Love never fails. But where there are prophecies, they will cease; where there are tongues, they will be stilled; where there is knowledge, it will pass away. For we know in part and we prophesy in part, but when completeness comes, what is in part disappears.  When I was a child, I talked like a child, I thought like a child, I reasoned like a child. When I became a man, I put the ways of childhood behind me. For now we see only a reflection as in a mirror; then we shall see face to face. Now I know in part; then I shall know fully, even as I am fully known.
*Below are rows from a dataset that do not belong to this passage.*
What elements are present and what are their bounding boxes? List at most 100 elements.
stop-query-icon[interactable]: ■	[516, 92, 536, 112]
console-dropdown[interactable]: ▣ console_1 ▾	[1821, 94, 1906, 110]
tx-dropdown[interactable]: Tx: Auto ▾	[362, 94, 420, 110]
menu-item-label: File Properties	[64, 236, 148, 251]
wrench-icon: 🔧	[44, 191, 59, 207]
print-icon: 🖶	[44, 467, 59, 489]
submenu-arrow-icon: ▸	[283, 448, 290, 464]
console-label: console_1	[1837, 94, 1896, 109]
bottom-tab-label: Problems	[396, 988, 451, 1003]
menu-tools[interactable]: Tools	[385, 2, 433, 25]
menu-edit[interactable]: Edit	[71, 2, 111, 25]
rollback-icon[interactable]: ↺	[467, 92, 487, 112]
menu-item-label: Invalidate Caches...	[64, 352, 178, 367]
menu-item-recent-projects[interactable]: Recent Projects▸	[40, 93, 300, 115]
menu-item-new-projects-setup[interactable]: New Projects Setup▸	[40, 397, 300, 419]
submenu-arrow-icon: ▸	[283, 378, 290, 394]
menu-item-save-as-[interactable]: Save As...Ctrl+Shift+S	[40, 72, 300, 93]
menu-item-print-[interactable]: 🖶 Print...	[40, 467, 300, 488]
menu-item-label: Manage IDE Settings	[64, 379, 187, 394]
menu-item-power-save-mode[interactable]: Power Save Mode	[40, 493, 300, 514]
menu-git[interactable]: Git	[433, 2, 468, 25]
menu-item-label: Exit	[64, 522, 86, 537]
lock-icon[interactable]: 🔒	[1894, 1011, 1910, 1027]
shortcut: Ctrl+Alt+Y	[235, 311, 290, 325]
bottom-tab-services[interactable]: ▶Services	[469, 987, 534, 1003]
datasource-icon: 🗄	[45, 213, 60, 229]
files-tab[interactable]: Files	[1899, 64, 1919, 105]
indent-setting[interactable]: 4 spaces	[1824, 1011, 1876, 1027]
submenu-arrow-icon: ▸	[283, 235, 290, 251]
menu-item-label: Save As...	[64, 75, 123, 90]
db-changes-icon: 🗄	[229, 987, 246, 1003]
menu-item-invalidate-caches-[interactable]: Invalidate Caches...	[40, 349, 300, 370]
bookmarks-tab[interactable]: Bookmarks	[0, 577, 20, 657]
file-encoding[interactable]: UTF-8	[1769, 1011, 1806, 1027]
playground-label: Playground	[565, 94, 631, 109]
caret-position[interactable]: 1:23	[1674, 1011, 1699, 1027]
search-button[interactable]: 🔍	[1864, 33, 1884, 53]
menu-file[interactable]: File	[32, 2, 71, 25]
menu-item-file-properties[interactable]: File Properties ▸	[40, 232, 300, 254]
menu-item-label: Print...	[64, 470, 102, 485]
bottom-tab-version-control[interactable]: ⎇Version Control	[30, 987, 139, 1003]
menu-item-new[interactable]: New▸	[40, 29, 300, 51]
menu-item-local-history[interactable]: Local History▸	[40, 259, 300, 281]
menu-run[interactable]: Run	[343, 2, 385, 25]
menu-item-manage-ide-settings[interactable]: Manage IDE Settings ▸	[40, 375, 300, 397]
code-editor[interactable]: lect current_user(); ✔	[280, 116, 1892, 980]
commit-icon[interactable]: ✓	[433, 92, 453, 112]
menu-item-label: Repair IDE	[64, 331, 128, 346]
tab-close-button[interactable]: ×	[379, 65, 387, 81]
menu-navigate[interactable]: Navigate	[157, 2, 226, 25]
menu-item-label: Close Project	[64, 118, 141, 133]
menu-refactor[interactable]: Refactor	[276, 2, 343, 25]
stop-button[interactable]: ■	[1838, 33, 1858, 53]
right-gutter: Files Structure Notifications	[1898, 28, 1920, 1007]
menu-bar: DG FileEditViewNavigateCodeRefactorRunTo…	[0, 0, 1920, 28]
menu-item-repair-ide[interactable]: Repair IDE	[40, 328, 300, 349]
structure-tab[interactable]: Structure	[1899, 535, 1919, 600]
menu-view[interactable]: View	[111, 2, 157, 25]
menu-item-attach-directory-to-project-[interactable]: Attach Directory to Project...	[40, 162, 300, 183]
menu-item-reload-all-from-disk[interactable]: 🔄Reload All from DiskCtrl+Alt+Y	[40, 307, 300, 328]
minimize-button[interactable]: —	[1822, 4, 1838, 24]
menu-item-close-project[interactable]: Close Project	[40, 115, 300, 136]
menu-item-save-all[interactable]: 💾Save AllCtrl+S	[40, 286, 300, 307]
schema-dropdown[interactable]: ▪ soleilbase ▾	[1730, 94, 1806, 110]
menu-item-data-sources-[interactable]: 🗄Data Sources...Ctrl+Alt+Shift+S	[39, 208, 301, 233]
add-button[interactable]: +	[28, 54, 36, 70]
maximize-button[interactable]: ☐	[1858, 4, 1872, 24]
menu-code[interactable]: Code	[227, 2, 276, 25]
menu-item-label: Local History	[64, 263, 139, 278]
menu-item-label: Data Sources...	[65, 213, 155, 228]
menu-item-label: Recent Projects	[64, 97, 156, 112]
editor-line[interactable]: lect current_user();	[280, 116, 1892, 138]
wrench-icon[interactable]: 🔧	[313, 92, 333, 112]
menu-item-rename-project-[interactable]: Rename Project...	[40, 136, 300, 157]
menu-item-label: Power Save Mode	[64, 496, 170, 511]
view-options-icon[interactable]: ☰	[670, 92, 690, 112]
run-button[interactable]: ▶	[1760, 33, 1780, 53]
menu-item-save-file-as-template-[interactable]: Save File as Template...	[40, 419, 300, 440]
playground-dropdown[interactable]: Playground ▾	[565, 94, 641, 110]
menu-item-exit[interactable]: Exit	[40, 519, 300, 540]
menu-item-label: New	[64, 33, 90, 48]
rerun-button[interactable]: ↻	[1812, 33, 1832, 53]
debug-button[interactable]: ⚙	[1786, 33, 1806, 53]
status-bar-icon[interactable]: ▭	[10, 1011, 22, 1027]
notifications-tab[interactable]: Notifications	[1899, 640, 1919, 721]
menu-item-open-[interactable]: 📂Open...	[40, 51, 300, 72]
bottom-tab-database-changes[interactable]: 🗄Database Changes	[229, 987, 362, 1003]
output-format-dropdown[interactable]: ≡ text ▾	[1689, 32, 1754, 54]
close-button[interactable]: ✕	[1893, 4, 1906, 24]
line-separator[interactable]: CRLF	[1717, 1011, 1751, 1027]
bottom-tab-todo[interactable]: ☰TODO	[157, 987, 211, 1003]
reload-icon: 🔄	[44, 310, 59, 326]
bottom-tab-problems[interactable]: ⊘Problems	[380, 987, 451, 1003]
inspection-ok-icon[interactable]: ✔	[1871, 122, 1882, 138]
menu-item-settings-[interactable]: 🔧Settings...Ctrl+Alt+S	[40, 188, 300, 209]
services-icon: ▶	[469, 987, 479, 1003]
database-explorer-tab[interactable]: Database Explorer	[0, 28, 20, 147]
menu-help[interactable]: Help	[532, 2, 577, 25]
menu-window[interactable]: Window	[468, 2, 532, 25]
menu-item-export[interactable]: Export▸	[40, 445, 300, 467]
And now these three remain: faith, hope and love. But the greatest of these is love.



Prayer & Reflection
 
Loving Father, Lord Jesus, Holy Spirit, thank you for the freedom that you give us to make our own choices, and that you are so willing to forgive us, and so eager to see us come to our senses and return to you that you run to us even while we are still a long way off.

Loving God, help us to come to our senses, help us repent – change our minds, think again – and return to you. We are sorry for the times we have abandoned you, and wasted the blessings you want to bestow on us and the gifts you have lovingly given to us.

Forgive us, O God, for the times we have hurt other people, or settled for unforgiveness and hardened our hearts. Help us to treat one another with love and compassion and forgiveness, even if they hurt us, and aren’t sorry and don’t deserve it. For we know we don’t deserve your love and mercy and forgiveness either, but you give it all to us anyway. Thank you, Father. Amen.



 
Questions to Consider
1) What are the things that strike you most about this ‘parable of the loving Father’? Is there a particular verse that really grips you? If so, why?
2) Is there an area of your own life where you feel guilty because you know you have wronged God, and perhaps another person? Spend some time reflecting on the situation, and in the light of this parable, about what you can do about it.
3) Sometime in life there is nothing we can do but talk to God, pray that He would help, and then trust God for the outcome. If we believe in God, and submit to His will, we must surely trust Him. What do you need to trust God with today?
4) In the reading from 1 Corinthians, Paul, who wrote the letters to the early church at Corinth, sets out the kind of behaviours that a loving person exhibits. Anything particularly challenging to you in that list?